Classically trained at a French conservatory, Salvant combines exquisite vocal control with a theatrical tendency that makes her riveting to watch. She can spin a narrative just from the way she twists and colors a single word: the devilish plunge she took on the word “trickery” in “Monday,” or sculpting “hourglass” into its familiar shape on “Until...” Even her billowing ivory coat became a shifting costume, becoming a shapeless frock as she described elderly women practicing tai chi in a Brooklyn park, or lengthening into a preacher’s robes as she reached heavenly for a gospel-inflected crescendo in Kurt Weill’s withering “The World Is Mean” from The Threepenny Opera.

Salvant’s aversion to the obvious shined through on the unlikely mash-up of “Optimistic Voices” from The Wizard of Oz (by way of The Sopranos, which Salvant binge-watched during quarantine) and Gregory Porter’s “No Love Dying.” As the chipper “You’re out of the woods / You’re out of the dark / You’re out of the night” gave way to Porter’s melancholy ballad, doubts were sown and a song of celebration became tinged with wistful denial.

But it was Salvant’s season-appropriate send-off that best captured her sense of humor.
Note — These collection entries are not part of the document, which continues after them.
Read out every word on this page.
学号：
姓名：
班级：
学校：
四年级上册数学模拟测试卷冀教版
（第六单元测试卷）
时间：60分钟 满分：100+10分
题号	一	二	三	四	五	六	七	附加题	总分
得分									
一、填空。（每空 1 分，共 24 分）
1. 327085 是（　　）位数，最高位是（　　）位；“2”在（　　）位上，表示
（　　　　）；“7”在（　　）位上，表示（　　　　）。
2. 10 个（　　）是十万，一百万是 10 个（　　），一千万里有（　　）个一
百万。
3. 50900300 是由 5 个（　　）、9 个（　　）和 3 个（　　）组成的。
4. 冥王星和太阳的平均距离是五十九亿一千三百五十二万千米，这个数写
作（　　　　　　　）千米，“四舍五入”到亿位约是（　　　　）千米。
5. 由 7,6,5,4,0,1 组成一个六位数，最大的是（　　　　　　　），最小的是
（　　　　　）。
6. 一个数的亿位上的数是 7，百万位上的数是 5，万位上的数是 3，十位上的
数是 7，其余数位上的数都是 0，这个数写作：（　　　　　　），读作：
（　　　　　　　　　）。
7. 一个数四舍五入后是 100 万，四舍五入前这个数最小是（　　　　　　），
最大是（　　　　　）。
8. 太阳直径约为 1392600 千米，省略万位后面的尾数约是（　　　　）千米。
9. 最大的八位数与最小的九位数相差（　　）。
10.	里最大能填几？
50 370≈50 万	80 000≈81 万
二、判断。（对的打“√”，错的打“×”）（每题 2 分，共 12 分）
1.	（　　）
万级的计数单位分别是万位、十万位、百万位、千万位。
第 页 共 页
Her arrangement of “Have Yourself a Merry Little Christmas” hewed close to the original, but she reverted to Hugh Martin and Ralph Blane’s original lyrics, rejected by Judy Garland as too morbid. As Salvant replaced the familiar “Let your heart be light” with “It may be your last / Next year we may all be living in the past,” the laughter that swept through the Philadelphia audience felt like a collective recognition of the turbulent times greeting this year’s holiday.